Sınıflar mücadelesi tarihi bize göstermektedir ki, egemen sınıflar; parlamentoyu, “Her sorunun konuşulduğu bir mabet” olarak kutsayarak, siyaseti parlamentonun çatısı altına hapsetmeye çalışmışlardır. Çünkü parlamento her mücadeleden onların zaferle çıkması için organize edilmiştir. Halk yığınlarının sesleri parlamento tarafından ciddiye alınmasının başlıca şartı ise yığınların parlamento dışında da örgütlenerek mücadele etmesinden geçer. 

Türkiye’de çok partili döneme geçilmesinden beri egemen iddia siyasetin alanı parlamento olduğu biçimindedir., Ama yine sınıflar mücadelesinin deneyimleri göstermektedir ki, egemen sınıfların bu iddiası tamamen boş bir iddiadır. Tersine işçi sınıfı ve emekçiler, ancak burjuvazinin bir kurumu olarak biçimlenen parlamentonun çatısı dışında sokakları, meydanları ne ölçüde kullanırlarsa o ölçüde taleplerini elde etme ve ülke siyasetine müdahil olma doğrultusunda adım atabilmişler; emekçilerin talepleri Meclisin de gündemine o ölçüde girebilmiştir. 
Nitekim ülkemiz de işçiler, ilerici demokrat güçler siyasete ne ölçüde fabrikalardan, üniversitelerden, meydanlardan müdahil olmuşlarsa, kendi taleplerini elde etmede ve ülke siyasetini etkilemede adımlar atabilmişlerdir. 

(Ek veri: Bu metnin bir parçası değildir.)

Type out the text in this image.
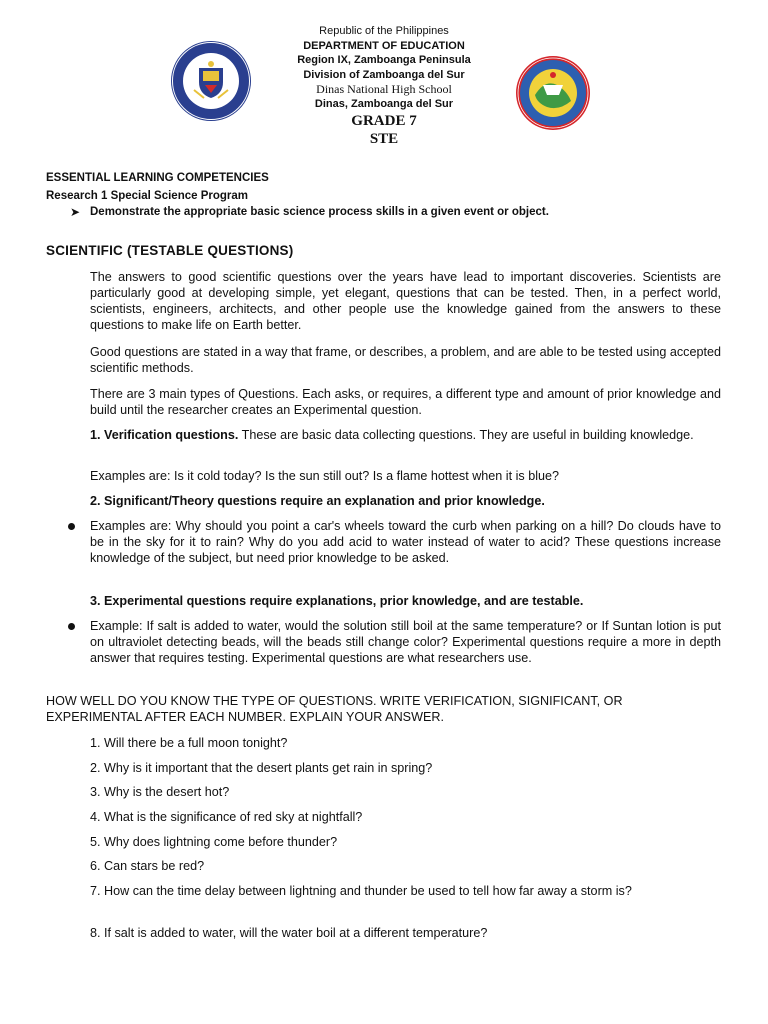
Republic of the Philippines
DEPARTMENT OF EDUCATION
Region IX, Zamboanga Peninsula
Division of Zamboanga del Sur
Dinas National High School
Dinas, Zamboanga del Sur
GRADE 7
STE
ESSENTIAL LEARNING COMPETENCIES
Research 1 Special Science Program
➤ Demonstrate the appropriate basic science process skills in a given event or object.
SCIENTIFIC (TESTABLE QUESTIONS)
The answers to good scientific questions over the years have lead to important discoveries. Scientists are particularly good at developing simple, yet elegant, questions that can be tested. Then, in a perfect world, scientists, engineers, architects, and other people use the knowledge gained from the answers to these questions to make life on Earth better.
Good questions are stated in a way that frame, or describes, a problem, and are able to be tested using accepted scientific methods.
There are 3 main types of Questions. Each asks, or requires, a different type and amount of prior knowledge and build until the researcher creates an Experimental question.
1. Verification questions. These are basic data collecting questions. They are useful in building knowledge.
Examples are: Is it cold today? Is the sun still out? Is a flame hottest when it is blue?
2. Significant/Theory questions require an explanation and prior knowledge.
Examples are: Why should you point a car's wheels toward the curb when parking on a hill? Do clouds have to be in the sky for it to rain? Why do you add acid to water instead of water to acid? These questions increase knowledge of the subject, but need prior knowledge to be asked.
3. Experimental questions require explanations, prior knowledge, and are testable.
Example: If salt is added to water, would the solution still boil at the same temperature? or If Suntan lotion is put on ultraviolet detecting beads, will the beads still change color? Experimental questions require a more in depth answer that requires testing. Experimental questions are what researchers use.
HOW WELL DO YOU KNOW THE TYPE OF QUESTIONS. WRITE VERIFICATION, SIGNIFICANT, OR EXPERIMENTAL AFTER EACH NUMBER. EXPLAIN YOUR ANSWER.
1. Will there be a full moon tonight?
2. Why is it important that the desert plants get rain in spring?
3. Why is the desert hot?
4. What is the significance of red sky at nightfall?
5. Why does lightning come before thunder?
6. Can stars be red?
7. How can the time delay between lightning and thunder be used to tell how far away a storm is?
8. If salt is added to water, will the water boil at a different temperature?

Bunu, bu yıl içinde bile gördük:

-Referandum, Adalet Yürüyüşü, Adalet Mitingi, Adalet Kurultayı, Vicdan ve Adalet Nöbetleri,

-“Gazetecilere özgürlük” talebi etrafındaki mücadele,

-Kadınların “kadına şiddet”e yönelik protestoları ve kadınların eşitlik mücadelesine yönelik sinsi girişimleri konusunda iktidarın geri adım atmak zorunda kalması gibi!

MECLİS DIŞINDAKİ SİYASİ MÜCADELE DAHA ÖNEM KAZANDI!

Meclis İçtüzüğü’ndeki yapılan ve muhalefeti susturmayı amaçlayan düzenlemelerle birlikte artık, siyasetin parlamento çatısı dışında da yapılmasının önemi artarken, koşulları daha da elverişli hale gelmiştir.

Ülkeyi “tek parti tek adam” rejimine sürükleyen Erdoğan-AKP iktidarına karşı mücadelenin Meclis çatısı altındaki kısıtlanması özellikle de “uyum yasaları”nın ve 130 maddelik halka yeni vergiler de getiren “torba yasa”nın gündeme geleceği bir dönemde, Meclis dışındaki siyasi mücadelenin hem zeminini hem de “meşruiyet” temelini daha da genişleteceğini söylemek yanlış olmaz.

Kuşkusuz OHAL’in kaldırılması ve KHK’lerle yönetime son verilmesi, eğitim, emekçilerinin haklarına saldırı ve emek mücadelesinin çok ciddi taleplerinin de gündemde olacağı bu dönemde siyasi mücadelenin koşulları, bir yandan Mecliste ve Meclis dışındaki muhalif güçlerin örgütlenmesini zorlaştırırken aynı zamanda mücadele imkanlarını da düne göre daha da artırmıştır. 

Bu yüzden de bugün Meclisin açılmasıyla başlayacak olan “yeni yasama yılı”; Meclisteki ve dışındaki muhalefet güçleri açısından da yeni mücadelelere ilerlenecek bir döneme karşılık gelmektedir.

YAZARIN DİĞER YAZILARI
Sefer Selvi Karikatürleri
Evrensel Gazetesi Birinci Sayfa
Evrensel Ege Sayfaları
EVRENSEL EGE

Ege'den daha fazla haber, röportaj, mektup, analiz ve köşe yazısı...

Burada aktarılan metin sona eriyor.